The second paper takes the story onward through subsequent steps of probiotic evolution, where the metabolism becomes more ramified with phosphate (on ATP) as another energy currency, and  nascent protein and RNA enzymes develop out of the organic soup. And finally the mineral membranes are supplemented and replaced by organic ones, given some ion channels and membrane-bound enzymes to carry out metabolism. This sets the stage for escape as free-living organisms.

Cartoon of the general model of Russell and Martin, with organic pro to-metabolism generating carbon compounds which then undergo chemical evolution towards the RNA world, and eventually to organic membranes and cell walls that allow complete escape from the mineral womb at the hydrothermal vent setting.

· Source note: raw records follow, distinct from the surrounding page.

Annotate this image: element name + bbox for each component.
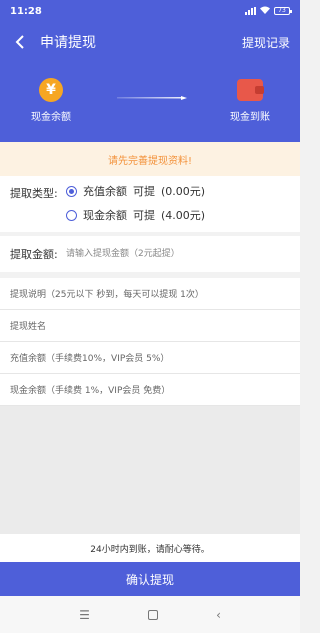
option-cash-balance[interactable]: 现金余额 可提 (4.00元) <box>66 207 205 223</box>
flow-target: 现金到账 <box>215 78 285 123</box>
chevron-left-icon <box>15 35 24 49</box>
back-triangle-icon[interactable]: ‹ <box>216 608 221 622</box>
amount-label: 提取金额: <box>10 248 58 261</box>
battery-icon: 73 <box>274 7 292 15</box>
option-amount: (4.00元) <box>161 209 206 222</box>
confirm-withdraw-button[interactable]: 确认提现 <box>0 562 300 596</box>
flow-from-label: 现金余额 <box>31 112 71 123</box>
transfer-flow: ¥ 现金余额 现金到账 <box>0 78 300 138</box>
wallet-icon <box>237 79 264 101</box>
option-name: 充值余额 <box>83 185 127 198</box>
withdraw-description: 提现说明（25元以下 秒到，每天可以提现 1次） <box>0 278 300 310</box>
page-title: 申请提现 <box>40 35 96 51</box>
info-section: 提现说明（25元以下 秒到，每天可以提现 1次） 提现姓名 充值余额（手续费10… <box>0 278 300 534</box>
flow-source: ¥ 现金余额 <box>16 78 86 123</box>
withdraw-type-section: 提取类型: 充值余额 可提 (0.00元) 现金余额 可提 (4.00元) <box>0 176 300 232</box>
radio-selected-icon[interactable] <box>66 185 77 197</box>
cash-fee-info: 现金余额（手续费 1%，VIP会员 免费） <box>0 374 300 406</box>
navigation-bar: 申请提现 提现记录 <box>0 22 300 62</box>
system-navigation-bar: ☰ ‹ <box>0 596 300 633</box>
option-action: 可提 <box>133 209 155 222</box>
header-hero: 申请提现 提现记录 ¥ 现金余额 现金到账 <box>0 22 300 142</box>
arrow-line-icon <box>117 96 187 100</box>
status-time: 11:28 <box>10 5 42 17</box>
empty-area <box>0 406 300 534</box>
system-icons: 73 <box>245 6 292 16</box>
arrival-tip: 24小时内到账，请耐心等待。 <box>0 534 300 562</box>
flow-to-label: 现金到账 <box>230 112 270 123</box>
radio-unselected-icon[interactable] <box>66 209 77 221</box>
amount-section: 提取金额: <box>0 236 300 272</box>
option-action: 可提 <box>133 185 155 198</box>
yuan-coin-icon: ¥ <box>39 78 63 102</box>
option-name: 现金余额 <box>83 209 127 222</box>
home-square-icon[interactable] <box>147 609 158 620</box>
option-amount: (0.00元) <box>161 185 206 198</box>
recharge-fee-info: 充值余额（手续费10%，VIP会员 5%） <box>0 342 300 374</box>
amount-input[interactable] <box>66 242 286 266</box>
signal-icon <box>245 7 256 15</box>
option-recharge-balance[interactable]: 充值余额 可提 (0.00元) <box>66 183 205 199</box>
withdraw-record-link[interactable]: 提现记录 <box>242 34 290 51</box>
menu-icon[interactable]: ☰ <box>79 608 90 622</box>
withdraw-name-field[interactable]: 提现姓名 <box>0 310 300 342</box>
wifi-icon <box>260 6 270 16</box>
status-bar: 11:28 73 <box>0 0 300 22</box>
withdraw-type-label: 提取类型: <box>10 187 58 200</box>
notice-banner: 请先完善提现资料! <box>0 142 300 176</box>
back-button[interactable] <box>10 32 30 52</box>
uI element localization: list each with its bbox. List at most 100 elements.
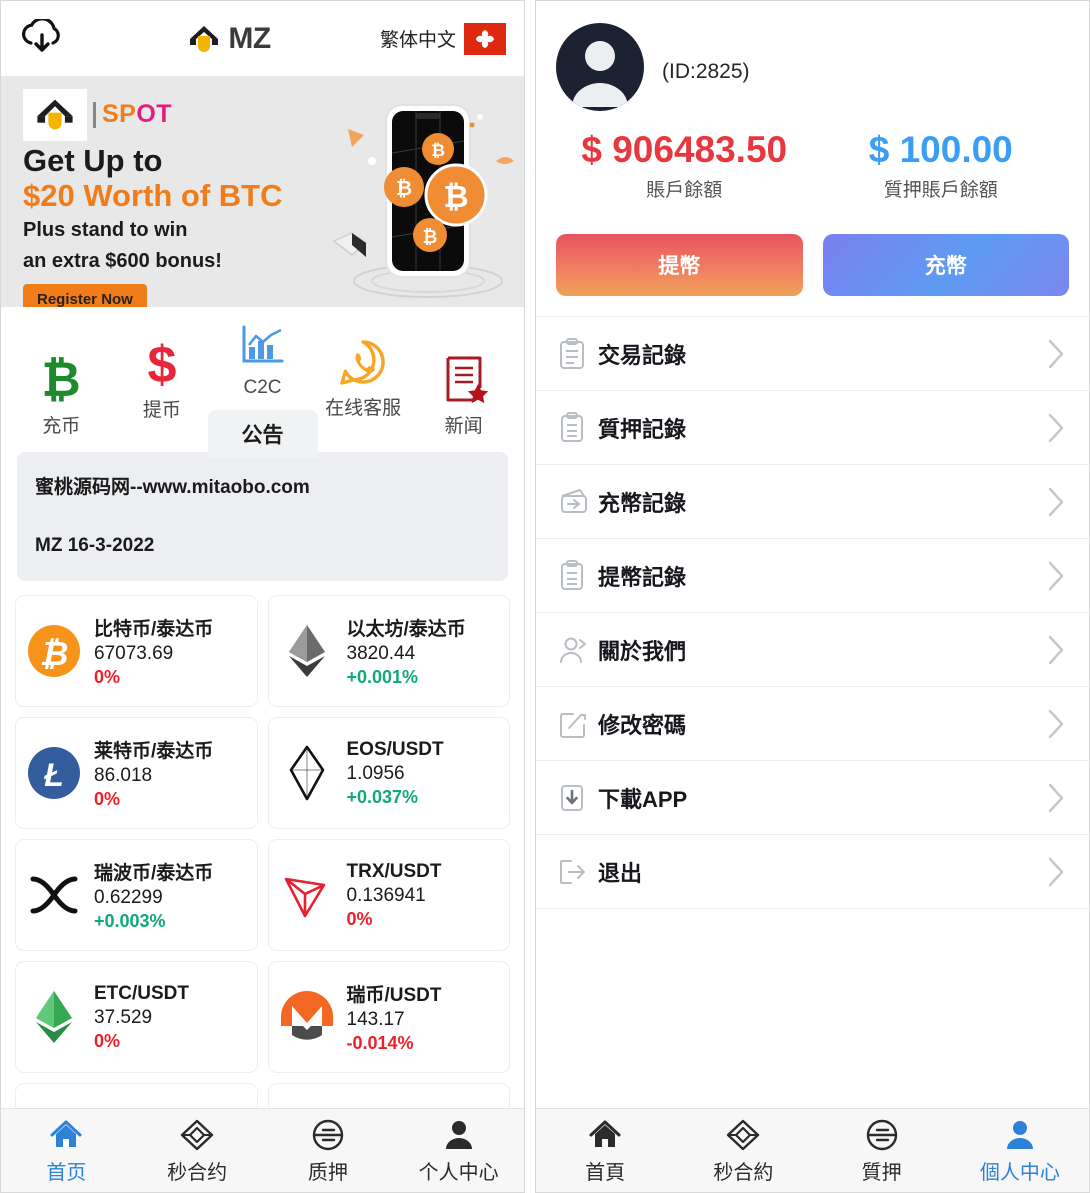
- nav-tab-label: 秒合约: [132, 1156, 263, 1185]
- nav-tab-label: 首页: [1, 1156, 132, 1185]
- nav-tab-home[interactable]: 首页: [1, 1116, 132, 1185]
- left-bottom-navigation: 首页 秒合约 质押 个人中心: [1, 1108, 524, 1192]
- person-outline-icon: [558, 635, 598, 665]
- chevron-right-icon: [1045, 781, 1067, 815]
- nav-tab-stake[interactable]: 質押: [813, 1116, 951, 1185]
- spot-logo-icon: [23, 89, 87, 141]
- quick-action-deposit[interactable]: ₿ 充币: [13, 351, 109, 438]
- dual-phone-screenshot: MZ 繁体中文: [0, 0, 1090, 1193]
- nav-tab-label: 质押: [263, 1156, 394, 1185]
- withdraw-button[interactable]: 提幣: [556, 234, 803, 296]
- nav-tab-label: 秒合約: [674, 1156, 812, 1185]
- announcement-tab[interactable]: 公告: [208, 410, 318, 458]
- promo-banner[interactable]: SPOT Get Up to $20 Worth of BTC Plus sta…: [1, 77, 524, 307]
- market-price: 0.62299: [94, 887, 213, 909]
- eos-coin-icon: [279, 745, 335, 801]
- register-now-button[interactable]: Register Now: [23, 284, 147, 307]
- chevron-right-icon: [1045, 337, 1067, 371]
- market-card[interactable]: TRX/USDT 0.136941 0%: [268, 839, 511, 951]
- user-avatar-icon[interactable]: [556, 23, 644, 111]
- announcement-box: 蜜桃源码网--www.mitaobo.com MZ 16-3-2022: [17, 452, 508, 581]
- market-card[interactable]: Ł 莱特币/泰达币 86.018 0%: [15, 717, 258, 829]
- mz-logo-icon: [184, 19, 224, 59]
- deposit-button[interactable]: 充幣: [823, 234, 1070, 296]
- nav-tab-contract[interactable]: 秒合約: [674, 1116, 812, 1185]
- banner-artwork: ₿ ₿ ₿ ₿: [320, 83, 520, 303]
- svg-text:₿: ₿: [423, 227, 438, 247]
- left-phone-home-screen: MZ 繁体中文: [0, 0, 525, 1193]
- menu-item-trade-records[interactable]: 交易記錄: [536, 317, 1089, 391]
- quick-action-withdraw[interactable]: $ 提币: [114, 335, 210, 422]
- market-price: 1.0956: [347, 763, 444, 785]
- quick-action-label: 新闻: [416, 411, 512, 438]
- market-price: 143.17: [347, 1009, 442, 1031]
- market-card[interactable]: 以太坊/泰达币 3820.44 +0.001%: [268, 595, 511, 707]
- quick-action-c2c[interactable]: C2C: [214, 317, 310, 399]
- nav-tab-home[interactable]: 首頁: [536, 1116, 674, 1185]
- contract-icon: [674, 1116, 812, 1154]
- menu-item-download-app[interactable]: 下載APP: [536, 761, 1089, 835]
- stake-balance: $ 100.00 質押賬戶餘額: [813, 129, 1070, 202]
- menu-item-label: 關於我們: [598, 634, 1045, 666]
- banner-subline-1: Plus stand to win: [23, 217, 343, 243]
- person-icon: [393, 1116, 524, 1154]
- menu-item-label: 修改密碼: [598, 708, 1045, 740]
- right-bottom-navigation: 首頁 秒合約 質押 個人中心: [536, 1108, 1089, 1192]
- nav-tab-profile[interactable]: 个人中心: [393, 1116, 524, 1185]
- menu-item-about-us[interactable]: 關於我們: [536, 613, 1089, 687]
- left-header: MZ 繁体中文: [1, 1, 524, 77]
- banner-subline-2: an extra $600 bonus!: [23, 248, 343, 274]
- market-card[interactable]: ETC/USDT 37.529 0%: [15, 961, 258, 1073]
- nav-tab-stake[interactable]: 质押: [263, 1116, 394, 1185]
- nav-tab-label: 首頁: [536, 1156, 674, 1185]
- balance-amount: $ 906483.50: [556, 129, 813, 171]
- menu-item-withdraw-records[interactable]: 提幣記錄: [536, 539, 1089, 613]
- quick-action-news[interactable]: 新闻: [416, 351, 512, 438]
- bar-chart-icon: [214, 317, 310, 375]
- home-icon: [1, 1116, 132, 1154]
- nav-tab-label: 個人中心: [951, 1156, 1089, 1185]
- account-balance: $ 906483.50 賬戶餘額: [556, 129, 813, 202]
- nav-tab-contract[interactable]: 秒合约: [132, 1116, 263, 1185]
- menu-item-label: 提幣記錄: [598, 560, 1045, 592]
- etc-coin-icon: [26, 989, 82, 1045]
- market-card[interactable]: 瑞波币/泰达币 0.62299 +0.003%: [15, 839, 258, 951]
- menu-item-deposit-records[interactable]: 充幣記錄: [536, 465, 1089, 539]
- market-row: ETC/USDT 37.529 0% 瑞币/USDT 143.17 -0.014…: [15, 961, 510, 1073]
- menu-item-stake-records[interactable]: 質押記錄: [536, 391, 1089, 465]
- brand-logo: MZ: [75, 19, 380, 59]
- market-price: 67073.69: [94, 643, 213, 665]
- quick-action-support[interactable]: 在线客服: [315, 333, 411, 420]
- cloud-download-icon[interactable]: [19, 19, 75, 59]
- bitcoin-icon: ₿: [13, 351, 109, 409]
- market-name: 以太坊/泰达币: [347, 619, 466, 640]
- clipboard-lines-icon: [558, 560, 598, 592]
- market-card[interactable]: ₿ 比特币/泰达币 67073.69 0%: [15, 595, 258, 707]
- nav-tab-profile[interactable]: 個人中心: [951, 1116, 1089, 1185]
- bitcoin-coin-icon: ₿: [26, 623, 82, 679]
- market-name: 瑞币/USDT: [347, 985, 442, 1006]
- brand-name: MZ: [228, 22, 270, 56]
- edit-square-icon: [558, 709, 598, 739]
- menu-item-logout[interactable]: 退出: [536, 835, 1089, 909]
- market-price: 37.529: [94, 1007, 189, 1029]
- market-name: ETC/USDT: [94, 983, 189, 1004]
- market-card[interactable]: EOS/USDT 1.0956 +0.037%: [268, 717, 511, 829]
- home-icon: [536, 1116, 674, 1154]
- market-change: 0%: [347, 909, 442, 930]
- dollar-icon: $: [114, 335, 210, 393]
- market-change: +0.037%: [347, 787, 444, 808]
- menu-item-change-password[interactable]: 修改密碼: [536, 687, 1089, 761]
- language-switcher[interactable]: 繁体中文: [380, 23, 506, 55]
- market-row: Ł 莱特币/泰达币 86.018 0% EOS/USDT 1.0956: [15, 717, 510, 829]
- wallet-in-icon: [558, 487, 598, 517]
- menu-item-label: 退出: [598, 856, 1045, 888]
- svg-text:₿: ₿: [42, 354, 81, 406]
- news-document-icon: [416, 351, 512, 409]
- svg-text:₿: ₿: [396, 178, 412, 200]
- market-card[interactable]: 瑞币/USDT 143.17 -0.014%: [268, 961, 511, 1073]
- quick-action-label: 在线客服: [315, 393, 411, 420]
- market-list: ₿ 比特币/泰达币 67073.69 0% 以太坊/泰达币 3820.44: [1, 581, 524, 1193]
- menu-item-label: 下載APP: [598, 782, 1045, 814]
- svg-text:Ł: Ł: [43, 757, 64, 793]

I can hardly convey the entire theory, and at an outline level it seems reasonable. But what was the force or principle that made the carbon compounds become more complex and self-organize into an RNA world with enzymes and coding / reproduction schemes? That remains a major question (but see the collection of RNA world references cited above). Energy alone, even when channeled in some approximation of the later major microbial metabolism to a profusion of organic molecules, does not, on the face of it, direct complexity or productive competition between mineral bubbles. (The authors have a later paper that claims that conditions "forced" life to emerge, but its details are not available, and the argument seems geochemical, not biological, so it does not seem to address the competitive issue.) We can refer to the anthropic principle to say that whatever led to us must have survived somehow, but that is a far weaker theory than one that drives events based on the chemistry of the time. So I think these concepts are a strong start to a theory of the origin of life, but as yet far from the whole thing.